GW572016 With Docetaxel and Trastuzumab for the Treatment Of Untreated ErbB2 Over-Expressing Meta… (NCT00251433) | Clinical Trial Compass
TerminatedPhase 1
GW572016 With Docetaxel and Trastuzumab for the Treatment Of Untreated ErbB2 Over-Expressing Metastatic Breast Cancer
Stopped: EGF100161 (NCT00251433) was terminated in Phase I (Phase II expansion portion of the study was never initiated) by sponsor decision.
United States, France, Ireland53 participantsStarted 2005-09-26
Plain-language summary
This study was designed to be two-part study (Phase I/Phase II). Part I was designed to find the optimal (best) doses of GW572016, docetaxel, and trastuzumab when given together. Part II was designed to evaluate the tumor response rate (shrinkage or lack of growth) in patients receiving all three drugs compared to patients receiving only docetaxel and trastuzumab.
Who can participate
Age range
18 Years
Sex
ALL
See this in plain English?
AI-rewrites the medical criteria so a patient or caregiver can understand them.
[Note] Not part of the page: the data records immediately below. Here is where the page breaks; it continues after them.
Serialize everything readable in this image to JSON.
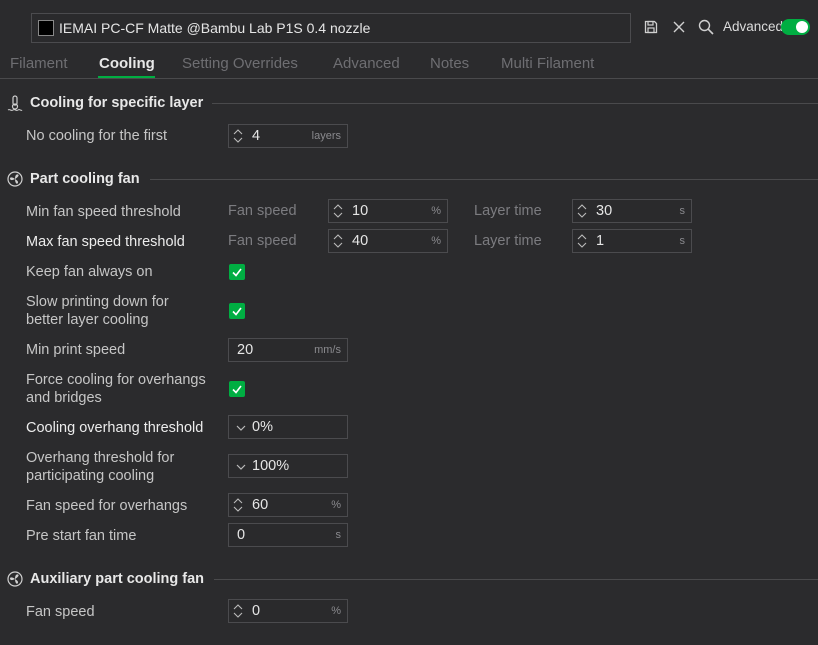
{
  "header": {
    "preset_name": "IEMAI PC-CF Matte @Bambu Lab P1S 0.4 nozzle",
    "advanced_label": "Advanced",
    "swatch_color": "#000000",
    "accent_color": "#00ae42",
    "icons": [
      "save-icon",
      "close-icon",
      "search-icon"
    ]
  },
  "tabs": [
    "Filament",
    "Cooling",
    "Setting Overrides",
    "Advanced",
    "Notes",
    "Multi Filament"
  ],
  "active_tab": "Cooling",
  "sections": {
    "specific_layer": {
      "title": "Cooling for specific layer",
      "no_cooling": {
        "label": "No cooling for the first",
        "value": "4",
        "unit": "layers"
      }
    },
    "part_fan": {
      "title": "Part cooling fan",
      "min_fan": {
        "label": "Min fan speed threshold",
        "fan_label": "Fan speed",
        "fan_value": "10",
        "fan_unit": "%",
        "time_label": "Layer time",
        "time_value": "30",
        "time_unit": "s"
      },
      "max_fan": {
        "label": "Max fan speed threshold",
        "fan_label": "Fan speed",
        "fan_value": "40",
        "fan_unit": "%",
        "time_label": "Layer time",
        "time_value": "1",
        "time_unit": "s"
      },
      "keep_fan": {
        "label": "Keep fan always on",
        "checked": true
      },
      "slow_down": {
        "label_1": "Slow printing down for",
        "label_2": "better layer cooling",
        "checked": true
      },
      "min_speed": {
        "label": "Min print speed",
        "value": "20",
        "unit": "mm/s"
      },
      "force_cooling": {
        "label_1": "Force cooling for overhangs",
        "label_2": "and bridges",
        "checked": true
      },
      "overhang_threshold": {
        "label": "Cooling overhang threshold",
        "value": "0%"
      },
      "overhang_participating": {
        "label_1": "Overhang threshold for",
        "label_2": "participating cooling",
        "value": "100%"
      },
      "fan_overhangs": {
        "label": "Fan speed for overhangs",
        "value": "60",
        "unit": "%"
      },
      "pre_start": {
        "label": "Pre start fan time",
        "value": "0",
        "unit": "s"
      }
    },
    "aux_fan": {
      "title": "Auxiliary part cooling fan",
      "fan_speed": {
        "label": "Fan speed",
        "value": "0",
        "unit": "%"
      }
    }
  }
}
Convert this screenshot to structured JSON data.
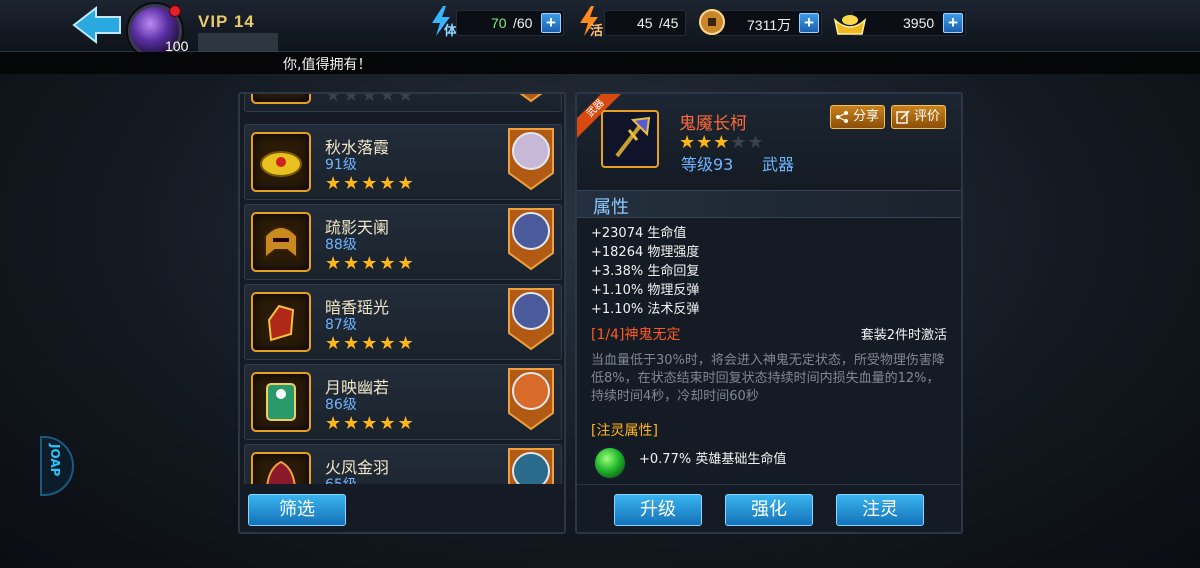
{
  "top": {
    "vip": "VIP 14",
    "player_level": "100",
    "stamina": {
      "tag": "体",
      "current": "70",
      "max": "/60"
    },
    "vitality": {
      "tag": "活",
      "current": "45",
      "max": "/45"
    },
    "coins": "7311万",
    "gold": "3950",
    "plus": "+"
  },
  "marquee": "你,值得拥有！",
  "side_badge": "JOAP",
  "list": {
    "items": [
      {
        "name": "",
        "level": "",
        "stars": "★★★★★"
      },
      {
        "name": "秋水落霞",
        "level": "91级",
        "stars": "★★★★★"
      },
      {
        "name": "疏影天阑",
        "level": "88级",
        "stars": "★★★★★"
      },
      {
        "name": "暗香瑶光",
        "level": "87级",
        "stars": "★★★★★"
      },
      {
        "name": "月映幽若",
        "level": "86级",
        "stars": "★★★★★"
      },
      {
        "name": "火凤金羽",
        "level": "65级",
        "stars": "★★★★★"
      }
    ],
    "filter_label": "筛选"
  },
  "detail": {
    "ribbon": "武器",
    "name": "鬼魇长柯",
    "stars_on": "★★★",
    "stars_off": "★★",
    "level": "等级93",
    "type": "武器",
    "share_label": "分享",
    "review_label": "评价",
    "attr_title": "属性",
    "stats": [
      "+23074 生命值",
      "+18264 物理强度",
      "+3.38% 生命回复",
      "+1.10% 物理反弹",
      "+1.10% 法术反弹"
    ],
    "set_name": "[1/4]神鬼无定",
    "set_condition": "套装2件时激活",
    "set_desc": "当血量低于30%时，将会进入神鬼无定状态，所受物理伤害降低8%，在状态结束时回复状态持续时间内损失血量的12%，持续时间4秒，冷却时间60秒",
    "spirit_title": "[注灵属性]",
    "spirit_value": "+0.77% 英雄基础生命值",
    "buttons": {
      "upgrade": "升级",
      "enhance": "强化",
      "infuse": "注灵"
    }
  }
}
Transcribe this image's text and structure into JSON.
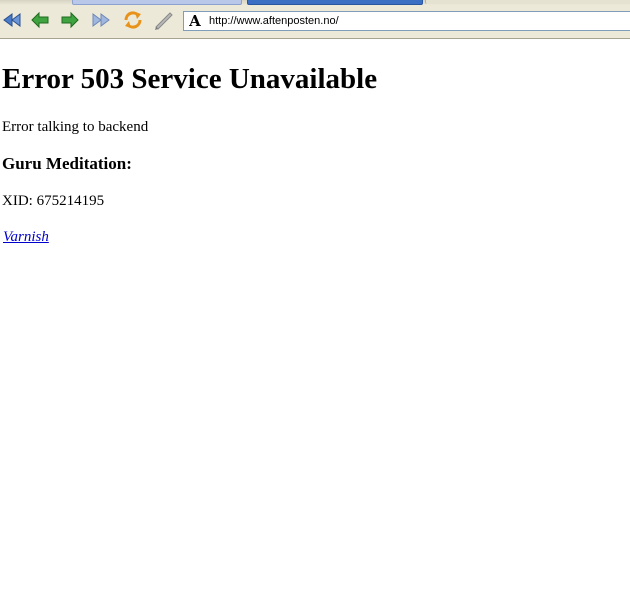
{
  "browser": {
    "toolbar": {
      "buttons": [
        {
          "name": "first",
          "icon": "double-arrow-left-icon"
        },
        {
          "name": "back",
          "icon": "arrow-left-icon"
        },
        {
          "name": "forward",
          "icon": "arrow-right-icon"
        },
        {
          "name": "last",
          "icon": "double-arrow-right-icon"
        },
        {
          "name": "reload",
          "icon": "reload-icon"
        },
        {
          "name": "edit",
          "icon": "pencil-icon"
        }
      ]
    },
    "address": {
      "url": "http://www.aftenposten.no/",
      "site_icon_glyph": "A"
    }
  },
  "page": {
    "heading": "Error 503 Service Unavailable",
    "message": "Error talking to backend",
    "subheading": "Guru Meditation:",
    "xid": "XID: 675214195",
    "link_text": "Varnish"
  },
  "colors": {
    "link": "#0000cc",
    "arrow_green": "#2e8b2e",
    "arrow_blue": "#4a7bc8",
    "reload_orange": "#e8921a"
  }
}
Always confirm with the trial site.
Inclusion Criteria:
* Subjects must be 18 years of age.
Criteria for female subjects:
* Non-child-bearing potential (i.e., women with functioning ovaries who have a current documented tubal ligation or hysterectomy, or women who are post- menopausal);
* Child-bearing potential (i.e., women with functioning ovaries and no documented impairment of oviductal or uterine function that would cause sterility.) This category includes women with oligomenorrhoea (severe), women who are perimenopausal, and young women who have begun to menstruate. These subjects must have a negative serum pregnancy test at screening and agree to one of the following:
* Complete abstinence from intercourse from 2 weeks prior to administration of the first dose of study medication until 28 days after the final dose of study medication; or
* Consistent and correct use of one of the following acceptable methods of birth control:
* male partner who is sterile prior to the female subject's entry into the study and is the sole sexual partner for that female subject; implants of levonorgestrel; injectable progestogen; any intrauterine device (IUD) with a documented failure rate of less than 1% per year; oral contraceptives (either combined or progestogen only); or barrier methods, including diaphragm or condom with a spermicide.
* Subjects must have an ECOG Performance Status of 0 to 1.
* Subjects must have histologically- or cytologically-confirmed invasive breast cancer with Stage IV disease.
* Subjects mu…
Questions worth asking your doctor
Bring these to your next appointment. They're a starting point for a shared conversation — not a sign you qualify or a recommendation to enrol.
1Based on my diagnosis and history, is this trial worth exploring for me — or is there a standard treatment we should try first?
2What does this trial's phase tell us about how much is already known about its safety and benefit?
3What would taking part actually involve for me — visits, tests, time, and travel?
4What are the known and possible risks or side effects I should weigh, and how would they be monitored?
5If this trial isn't the right fit, what other options or trials would you suggest I look into?
Generated to help you prepare — always confirm anything about your own eligibility and care with the study team and your doctor.
Questions for the trial coordinator
The trial coordinator is the person who runs the study day to day. These cover the practical side — logistics, costs, and what taking part would actually mean for your life. The study team confirms whether you meet the criteria; these are questions to ask, not a sign you qualify.
1What does taking part actually involve week to week — how many visits, where, and how long does each one take?
2What costs are covered by the study, and what might I have to pay for myself, including travel, parking, or time off work?
3What happens during screening, and what happens if the study team confirms I don't meet the criteria after those tests?
4Who pays for the scans, blood work, and other tests the trial requires — the study, my insurance, or me?
5How will being in the trial affect my regular care, and will my own doctor stay informed and involved?
6Can I leave the trial at any point if I change my mind, and what would happen to my care if I do?
A starting point for the conversation — always confirm anything about your own eligibility, costs, and care with the study team and your doctor.
What they're measuring
1
Phase I: Optimal doses and toleration of the three drugs administered together.
Timeframe: 3 weeks
2
Phase II: The primary efficacy endpoint is objective tumour response rate as measured by radiological imaging, photography, and/or physical examination performed every other cycle and recorded according to RECIST criteria.